You hear so much (I guess from the gurus and course sellers) about how “predictable” the cash flow is from rental properties. Well I adamantly disagree. You have a maintenance issue…unpredictable cash flow. Your insurance premium goes up…unpredictable cash flow. Tenant doesn’t pay their rent…unpredictable cash flow. And the list could go on. If you’re just getting started in rental properties, just beware that the cash flow is UNpredictable. 

 @Terra Padgett

So I get what you are saying, but I don’t know if I totally agree with you.  If you want to nit-pick reality, I guess I could get on-board… but the general concept is that you make allowances for the things you are talking about.  I have 37 units.  I have a maintenance reserve account I fund with over $3,000 for repairs a month.  I have an escrow account that I fund with over $5,000/month to cover tax and insurance payments due across the year.    While those escrow accounts are funded from GROSS cash flow - I don’t count those escrows as a part of my income from my business.   They are really pre-paying expenses.

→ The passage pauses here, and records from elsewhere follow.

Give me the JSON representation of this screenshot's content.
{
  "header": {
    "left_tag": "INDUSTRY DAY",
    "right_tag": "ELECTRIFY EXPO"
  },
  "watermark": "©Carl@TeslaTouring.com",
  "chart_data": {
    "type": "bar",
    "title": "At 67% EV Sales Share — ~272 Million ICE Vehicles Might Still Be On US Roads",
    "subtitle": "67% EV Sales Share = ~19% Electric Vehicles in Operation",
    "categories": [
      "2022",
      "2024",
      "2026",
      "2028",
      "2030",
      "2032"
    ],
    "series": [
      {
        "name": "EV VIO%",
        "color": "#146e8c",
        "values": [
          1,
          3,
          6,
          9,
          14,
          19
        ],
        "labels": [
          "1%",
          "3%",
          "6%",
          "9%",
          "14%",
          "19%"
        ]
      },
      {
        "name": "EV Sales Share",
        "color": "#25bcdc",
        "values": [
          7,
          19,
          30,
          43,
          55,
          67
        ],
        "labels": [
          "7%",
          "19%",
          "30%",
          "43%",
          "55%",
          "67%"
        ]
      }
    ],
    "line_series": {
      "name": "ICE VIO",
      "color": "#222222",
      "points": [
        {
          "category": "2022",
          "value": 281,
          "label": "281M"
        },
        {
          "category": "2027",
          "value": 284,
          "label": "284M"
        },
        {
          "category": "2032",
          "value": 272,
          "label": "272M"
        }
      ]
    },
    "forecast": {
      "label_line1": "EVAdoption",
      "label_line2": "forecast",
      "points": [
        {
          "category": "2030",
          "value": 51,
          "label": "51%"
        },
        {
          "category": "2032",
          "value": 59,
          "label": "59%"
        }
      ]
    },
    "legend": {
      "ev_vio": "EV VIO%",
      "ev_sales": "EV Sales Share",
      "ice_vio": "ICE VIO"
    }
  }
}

Maintenance issues, taxes, and insurance expenses are all expected things - and frankly they are expected to increase every year to the point I actually over fund my T&I account by about 10% to compensate for those increases.

So if we turn to rent, yes, someone can be late on their rent.  But 9 times out of 10 that is made up for within 30 days by the tenant - so cash flow for the month USUALLY is consistent for the month - but maybe not by the 5th when it is due for us.  

On rare occasions a tenant can’t - or chooses not to recover and they get evicted.  Maybe THEN you see what you hoped wouldn’t happen - that you may be out a month’s rent or so - but that is why we mention a vacancy rate when forecasting rents, right?  To say repairs and price increases imply unpredictable cash flow I think is an over statement if you are running your business right. 

Does a credit card company say their cash flow is unpredictable because of late payments and defaults and charge-offs?  No - they expect them.  They plan for them - in essence they budget for them to the point they are listed in their annual report.